In 1909, a neuropathologist who focused on defects in children, Grigory Ivanovich Rossolimo (1860–1928) became the chief organizer of the developmental and pedagogical process. Under his leadership, the orphans were divided into two groups. The first group, composed of intellectually disabled children, was under the supervision of a caretaker and several nurses. Upon reaching 18 years of age the children from this group were further divided among specialised psychiatric hospitals. Children with other intellectual disabilities were put in the second group, where they would receive a specialized educational program developed by Rossolimo. The basis of the programme was manufacturing, although other subjects were included. In addition, the shelter studied the nervous systems of the child-patients. It also conducted psychological research. The activity of Rossolimo at the shelter was highly praised by the renowned physician and educator V.P. Kaschenko.

=== During the Soviet Union ===
After the October Revolution, the shelter came under direct management by the state and was converted into an orphanage, under the name "Children's Home No. 13" (детский дом № 13). From 1925 to 1952, the new director V.P. Knyazeva worked to maintain the pre-revolutionary traditions and achievements. In 1928, the institution was named after Grigory Ivanovich Rossolimo.

During WWII, the children attending the school were evacuated to Bashkortostan, although the school was re-opened in Moscow by 1945.
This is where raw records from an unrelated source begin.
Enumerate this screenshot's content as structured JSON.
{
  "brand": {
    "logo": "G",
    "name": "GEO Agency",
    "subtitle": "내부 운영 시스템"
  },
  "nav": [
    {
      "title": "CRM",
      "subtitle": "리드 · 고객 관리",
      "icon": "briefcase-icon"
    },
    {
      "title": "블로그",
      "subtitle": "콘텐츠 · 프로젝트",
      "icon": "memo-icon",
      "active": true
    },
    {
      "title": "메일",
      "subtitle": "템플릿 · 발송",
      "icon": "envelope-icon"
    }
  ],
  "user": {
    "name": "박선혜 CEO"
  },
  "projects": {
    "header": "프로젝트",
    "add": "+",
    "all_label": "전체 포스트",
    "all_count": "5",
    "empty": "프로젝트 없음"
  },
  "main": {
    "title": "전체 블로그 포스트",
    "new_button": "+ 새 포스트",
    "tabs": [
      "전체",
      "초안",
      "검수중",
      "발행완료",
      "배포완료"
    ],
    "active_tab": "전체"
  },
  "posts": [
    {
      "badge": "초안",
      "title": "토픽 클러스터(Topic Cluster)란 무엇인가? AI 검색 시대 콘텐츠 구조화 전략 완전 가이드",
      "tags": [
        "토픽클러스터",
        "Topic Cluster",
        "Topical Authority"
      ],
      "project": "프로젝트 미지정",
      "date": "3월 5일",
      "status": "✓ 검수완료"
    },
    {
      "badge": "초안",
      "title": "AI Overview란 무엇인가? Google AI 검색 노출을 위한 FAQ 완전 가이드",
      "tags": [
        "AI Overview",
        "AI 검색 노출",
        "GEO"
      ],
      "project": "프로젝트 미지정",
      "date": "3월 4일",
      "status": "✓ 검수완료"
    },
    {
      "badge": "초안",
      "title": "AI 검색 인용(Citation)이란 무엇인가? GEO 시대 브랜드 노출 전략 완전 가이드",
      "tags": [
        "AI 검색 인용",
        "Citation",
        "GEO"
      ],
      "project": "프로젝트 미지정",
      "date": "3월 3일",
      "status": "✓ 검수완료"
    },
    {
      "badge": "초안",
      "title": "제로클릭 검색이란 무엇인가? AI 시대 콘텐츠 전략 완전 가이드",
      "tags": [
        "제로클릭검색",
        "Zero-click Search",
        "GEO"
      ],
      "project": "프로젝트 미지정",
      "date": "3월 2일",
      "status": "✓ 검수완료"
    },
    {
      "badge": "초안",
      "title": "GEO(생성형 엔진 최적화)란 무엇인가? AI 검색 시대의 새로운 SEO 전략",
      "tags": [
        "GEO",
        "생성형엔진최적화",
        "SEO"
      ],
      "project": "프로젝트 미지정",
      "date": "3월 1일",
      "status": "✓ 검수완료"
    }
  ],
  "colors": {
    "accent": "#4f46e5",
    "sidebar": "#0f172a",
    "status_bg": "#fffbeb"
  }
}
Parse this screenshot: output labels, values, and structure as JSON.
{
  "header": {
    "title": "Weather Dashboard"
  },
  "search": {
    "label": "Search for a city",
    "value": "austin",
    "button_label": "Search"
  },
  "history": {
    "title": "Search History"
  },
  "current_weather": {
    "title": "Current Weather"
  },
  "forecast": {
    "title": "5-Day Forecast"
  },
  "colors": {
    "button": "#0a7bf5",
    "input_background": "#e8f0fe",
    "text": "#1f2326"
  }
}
In 1949, the orphanage moved from the center of Moscow to Izmailovo, into a two-story building with bedrooms and other facilities (the intent was that the children would study in a regular school). In 1976, the orphanage officially became into a G.I. Rossolimo Specialised Boarding School No. 50 for children with intellectual disabilities.

=== After the Soviet Union ===
In 1996, the institution was again reorganized and renamed as the "№ 49 G.I.Rossolimo Boarding School for Orphaned children with Intellectual Disabilities". The old school building gradually fell into disrepair. In 2007 a new complex consisting of three residential buildings, school buildings, administrative block, a sports complex and a medical center, connected by a glass gallery, was built.

== Present ==

The current director of the school is Russian teacher T.A.Tyurina (Тю́рина Татьяна Александровна). The activities of the teaching staff the school are aimed at effectively teaching children (after the end of 9th grade students are usually issued certificates of basic general education), improving social skills, strengthening their health, and creating a favorable atmosphere for their development, as well as performing medical and educational diagnoses and the research of further effective methods in their pedagogical and medical work. School staff collaborate with scientists from the Department of Defectology MPGU. The school further engages in support of former students to help the graduates to adapt to the modern world.